If we accept that lobbying exists as a rhetorical practice, one inextricably linked to the peculiar world of money/speech, we might also begin to explore how money/speech functions to constitute a cynical relationship to government. Lets take one more look at Daschle and how the policy of lobbying makes its distinctions. While Daschle was removing his name from nomination, Time ran a report on his unofficial lobbying. This is how Michael Scherer put it in his essay for Time:
Although he never registered, Daschle, in fact, made millions of dollar after he left government doing stuff that looks, smells and tastes a lot like lobbying ... it is this ethical gray area Daschle's advisory work represents that call in question Obama's promise of changing the culture in Washington.
According to the article, Daschle did not so much make official lobbying contact with any one, but he did advise groups on how to make those contacts, and did participate in what are termed "lobbying activities." By law one does is not a lobbyist unless one registers as one and makes lobbying contacts not simply lobbying activities.

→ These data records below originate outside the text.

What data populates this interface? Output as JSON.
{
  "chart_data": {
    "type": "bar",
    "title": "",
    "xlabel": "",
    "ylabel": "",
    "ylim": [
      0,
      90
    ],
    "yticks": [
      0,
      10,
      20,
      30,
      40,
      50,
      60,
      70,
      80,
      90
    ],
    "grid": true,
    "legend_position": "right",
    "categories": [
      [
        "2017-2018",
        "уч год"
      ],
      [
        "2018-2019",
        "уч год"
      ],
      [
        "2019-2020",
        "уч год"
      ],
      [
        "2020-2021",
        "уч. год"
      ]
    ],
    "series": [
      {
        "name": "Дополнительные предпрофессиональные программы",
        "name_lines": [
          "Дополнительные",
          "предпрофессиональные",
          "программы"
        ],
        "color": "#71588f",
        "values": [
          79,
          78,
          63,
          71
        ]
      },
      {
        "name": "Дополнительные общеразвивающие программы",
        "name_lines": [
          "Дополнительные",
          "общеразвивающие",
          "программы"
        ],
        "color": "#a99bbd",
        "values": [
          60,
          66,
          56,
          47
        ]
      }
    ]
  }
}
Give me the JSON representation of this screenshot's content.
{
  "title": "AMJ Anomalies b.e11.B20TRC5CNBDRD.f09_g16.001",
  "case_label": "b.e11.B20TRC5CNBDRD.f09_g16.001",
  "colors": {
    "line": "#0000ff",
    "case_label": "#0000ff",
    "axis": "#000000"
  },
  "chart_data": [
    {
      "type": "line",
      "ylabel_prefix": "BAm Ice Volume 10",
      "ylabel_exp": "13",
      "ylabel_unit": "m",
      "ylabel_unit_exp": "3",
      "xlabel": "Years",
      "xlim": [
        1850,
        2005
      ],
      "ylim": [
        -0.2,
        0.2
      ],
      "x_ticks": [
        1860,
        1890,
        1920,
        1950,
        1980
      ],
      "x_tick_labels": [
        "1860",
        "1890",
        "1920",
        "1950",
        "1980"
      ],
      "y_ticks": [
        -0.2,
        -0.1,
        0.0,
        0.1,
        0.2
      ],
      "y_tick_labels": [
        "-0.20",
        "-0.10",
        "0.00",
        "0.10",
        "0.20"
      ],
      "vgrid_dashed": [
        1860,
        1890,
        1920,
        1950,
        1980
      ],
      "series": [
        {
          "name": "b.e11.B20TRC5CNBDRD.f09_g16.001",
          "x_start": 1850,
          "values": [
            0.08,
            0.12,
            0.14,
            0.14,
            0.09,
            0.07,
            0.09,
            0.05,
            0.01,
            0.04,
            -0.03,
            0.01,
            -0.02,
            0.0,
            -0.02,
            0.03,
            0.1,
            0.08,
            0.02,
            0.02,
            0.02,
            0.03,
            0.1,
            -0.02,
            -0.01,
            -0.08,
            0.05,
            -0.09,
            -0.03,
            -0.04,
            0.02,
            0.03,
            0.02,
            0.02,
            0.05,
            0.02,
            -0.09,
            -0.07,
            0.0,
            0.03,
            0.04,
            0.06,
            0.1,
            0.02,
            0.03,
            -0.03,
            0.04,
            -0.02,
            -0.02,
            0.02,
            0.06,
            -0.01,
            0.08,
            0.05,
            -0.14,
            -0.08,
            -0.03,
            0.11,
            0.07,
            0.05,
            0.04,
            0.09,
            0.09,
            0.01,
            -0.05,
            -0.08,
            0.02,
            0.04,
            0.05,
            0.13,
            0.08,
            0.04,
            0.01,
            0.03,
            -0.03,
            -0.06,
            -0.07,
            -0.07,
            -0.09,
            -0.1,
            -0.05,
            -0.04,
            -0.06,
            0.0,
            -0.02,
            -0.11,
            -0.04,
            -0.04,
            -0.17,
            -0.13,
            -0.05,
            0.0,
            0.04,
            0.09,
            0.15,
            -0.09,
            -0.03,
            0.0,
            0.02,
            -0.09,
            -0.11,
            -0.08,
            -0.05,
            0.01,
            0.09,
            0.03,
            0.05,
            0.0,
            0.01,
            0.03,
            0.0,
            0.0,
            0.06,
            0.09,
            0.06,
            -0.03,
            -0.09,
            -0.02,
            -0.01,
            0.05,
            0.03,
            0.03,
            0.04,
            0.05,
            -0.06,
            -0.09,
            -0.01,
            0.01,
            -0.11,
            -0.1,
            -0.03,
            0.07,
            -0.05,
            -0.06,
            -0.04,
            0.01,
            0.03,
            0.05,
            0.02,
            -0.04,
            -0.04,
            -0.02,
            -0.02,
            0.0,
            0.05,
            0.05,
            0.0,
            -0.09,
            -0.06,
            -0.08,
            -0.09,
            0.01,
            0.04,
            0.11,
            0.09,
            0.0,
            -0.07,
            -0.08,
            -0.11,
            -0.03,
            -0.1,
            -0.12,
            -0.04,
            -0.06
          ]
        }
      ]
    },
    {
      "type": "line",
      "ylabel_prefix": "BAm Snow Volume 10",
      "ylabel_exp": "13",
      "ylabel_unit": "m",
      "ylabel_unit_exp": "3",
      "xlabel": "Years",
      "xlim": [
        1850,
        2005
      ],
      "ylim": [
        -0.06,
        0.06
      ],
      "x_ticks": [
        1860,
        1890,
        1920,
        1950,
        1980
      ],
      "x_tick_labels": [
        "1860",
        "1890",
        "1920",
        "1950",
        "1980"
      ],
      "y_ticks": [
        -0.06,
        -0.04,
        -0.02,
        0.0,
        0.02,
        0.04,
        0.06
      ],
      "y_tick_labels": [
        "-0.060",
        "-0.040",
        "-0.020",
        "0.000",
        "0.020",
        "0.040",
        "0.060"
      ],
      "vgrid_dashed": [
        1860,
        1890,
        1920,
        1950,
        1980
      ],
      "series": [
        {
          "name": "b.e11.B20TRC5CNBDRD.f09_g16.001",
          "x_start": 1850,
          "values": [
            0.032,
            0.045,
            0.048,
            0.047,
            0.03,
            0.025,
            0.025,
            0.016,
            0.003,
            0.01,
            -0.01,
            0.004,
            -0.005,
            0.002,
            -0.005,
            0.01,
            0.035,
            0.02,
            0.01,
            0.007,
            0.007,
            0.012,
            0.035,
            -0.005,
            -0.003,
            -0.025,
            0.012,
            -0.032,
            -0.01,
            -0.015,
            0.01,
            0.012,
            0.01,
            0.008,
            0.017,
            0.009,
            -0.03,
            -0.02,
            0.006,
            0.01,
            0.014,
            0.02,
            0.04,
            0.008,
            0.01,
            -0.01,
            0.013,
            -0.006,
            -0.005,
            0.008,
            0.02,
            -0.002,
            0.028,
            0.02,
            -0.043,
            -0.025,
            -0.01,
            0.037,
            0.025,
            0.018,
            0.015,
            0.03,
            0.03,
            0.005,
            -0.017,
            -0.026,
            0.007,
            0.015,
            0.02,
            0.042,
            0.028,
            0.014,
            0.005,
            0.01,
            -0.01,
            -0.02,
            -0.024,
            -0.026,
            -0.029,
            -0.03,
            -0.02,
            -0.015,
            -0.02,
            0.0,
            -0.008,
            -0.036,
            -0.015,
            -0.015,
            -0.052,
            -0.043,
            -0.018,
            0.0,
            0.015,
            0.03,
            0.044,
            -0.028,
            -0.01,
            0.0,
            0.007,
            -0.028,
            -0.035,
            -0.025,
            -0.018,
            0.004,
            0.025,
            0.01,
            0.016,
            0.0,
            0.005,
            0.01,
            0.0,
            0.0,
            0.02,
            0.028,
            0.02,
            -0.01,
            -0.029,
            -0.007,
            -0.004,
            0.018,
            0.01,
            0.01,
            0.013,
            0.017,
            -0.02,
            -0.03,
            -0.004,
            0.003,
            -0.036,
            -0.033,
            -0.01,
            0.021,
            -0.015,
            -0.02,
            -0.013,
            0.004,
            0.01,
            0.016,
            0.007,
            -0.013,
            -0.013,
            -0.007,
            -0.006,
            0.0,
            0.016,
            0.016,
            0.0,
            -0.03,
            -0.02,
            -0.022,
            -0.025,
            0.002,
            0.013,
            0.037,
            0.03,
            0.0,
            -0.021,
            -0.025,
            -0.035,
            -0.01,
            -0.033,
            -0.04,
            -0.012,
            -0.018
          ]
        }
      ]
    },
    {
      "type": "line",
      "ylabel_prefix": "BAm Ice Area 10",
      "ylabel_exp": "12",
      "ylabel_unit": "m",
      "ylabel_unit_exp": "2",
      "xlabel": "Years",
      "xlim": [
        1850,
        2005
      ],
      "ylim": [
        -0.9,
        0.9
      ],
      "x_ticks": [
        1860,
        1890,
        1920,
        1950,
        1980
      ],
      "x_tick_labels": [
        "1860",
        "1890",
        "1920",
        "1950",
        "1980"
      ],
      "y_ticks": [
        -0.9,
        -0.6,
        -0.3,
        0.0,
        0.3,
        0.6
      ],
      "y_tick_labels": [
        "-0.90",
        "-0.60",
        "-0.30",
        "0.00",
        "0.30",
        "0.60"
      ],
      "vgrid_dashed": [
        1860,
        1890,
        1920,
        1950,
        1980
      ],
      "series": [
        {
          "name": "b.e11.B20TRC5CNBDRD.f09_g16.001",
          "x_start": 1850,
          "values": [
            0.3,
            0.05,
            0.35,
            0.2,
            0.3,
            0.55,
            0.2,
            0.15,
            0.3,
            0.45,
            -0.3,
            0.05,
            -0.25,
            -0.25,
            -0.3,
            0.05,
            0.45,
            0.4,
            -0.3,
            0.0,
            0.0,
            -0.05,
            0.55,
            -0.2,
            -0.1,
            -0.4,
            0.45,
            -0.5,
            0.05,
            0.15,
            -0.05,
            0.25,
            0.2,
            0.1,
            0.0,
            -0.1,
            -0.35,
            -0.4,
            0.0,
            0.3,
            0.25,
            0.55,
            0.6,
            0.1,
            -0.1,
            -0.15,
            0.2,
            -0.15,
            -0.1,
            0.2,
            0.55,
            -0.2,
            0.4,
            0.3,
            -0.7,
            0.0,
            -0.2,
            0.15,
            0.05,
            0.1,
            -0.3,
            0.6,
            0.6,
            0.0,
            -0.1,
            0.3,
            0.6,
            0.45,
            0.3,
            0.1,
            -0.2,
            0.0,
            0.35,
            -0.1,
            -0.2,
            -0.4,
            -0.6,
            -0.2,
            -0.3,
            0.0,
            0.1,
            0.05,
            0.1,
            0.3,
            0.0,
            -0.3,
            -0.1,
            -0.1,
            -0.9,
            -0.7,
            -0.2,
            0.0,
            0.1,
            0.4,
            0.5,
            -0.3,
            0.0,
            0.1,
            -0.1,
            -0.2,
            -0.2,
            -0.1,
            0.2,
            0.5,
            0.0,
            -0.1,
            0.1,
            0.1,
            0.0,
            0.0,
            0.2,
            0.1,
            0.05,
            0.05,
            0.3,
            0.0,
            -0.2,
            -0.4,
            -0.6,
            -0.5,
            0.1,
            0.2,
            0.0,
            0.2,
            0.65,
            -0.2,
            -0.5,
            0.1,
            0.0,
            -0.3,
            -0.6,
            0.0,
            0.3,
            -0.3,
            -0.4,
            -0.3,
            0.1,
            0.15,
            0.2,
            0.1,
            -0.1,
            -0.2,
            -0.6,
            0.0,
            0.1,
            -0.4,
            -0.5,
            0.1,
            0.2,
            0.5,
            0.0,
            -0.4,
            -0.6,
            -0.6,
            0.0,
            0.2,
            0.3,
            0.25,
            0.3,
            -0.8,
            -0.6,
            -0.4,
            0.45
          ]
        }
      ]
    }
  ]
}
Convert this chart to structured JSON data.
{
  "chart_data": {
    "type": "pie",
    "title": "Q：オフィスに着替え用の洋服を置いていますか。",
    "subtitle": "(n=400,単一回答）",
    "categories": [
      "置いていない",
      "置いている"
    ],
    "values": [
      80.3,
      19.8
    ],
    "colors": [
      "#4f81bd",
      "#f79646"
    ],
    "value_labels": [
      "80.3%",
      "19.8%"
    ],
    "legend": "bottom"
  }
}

To be sure, I need to do more work on those distinctions, but fine tuning rhetorical policy to distinguish a lobbying contact from a lobbying activity gives legal cover but does not improve public perceptions about government. A general cynicism is cultivated by lobbying and the machinations of policing it. What money/speech produces is cynicism and it may be time to turn our attention to these affective dimensions than the transparency movements' concern about undue influence. As Tom Waits would sing: Everybody knows.
In a recent review of Robert Kaiser's So Much Damn Money, a book about lobbying, The New Yorker says: "Kaiser's account dwells less on blatant corruption than on what is perfectly, depressingly legal. Lobbyists, for all their policy-shaping aspirations, come across as simple bagmen, conveying cash between buyers in the private sector and all-too-willing sellers in Congress" (January 26, 2009: 73).
So, in the end, the legal distinction between lobbying contacts and lobbying activities may be moot, so long as the money talks.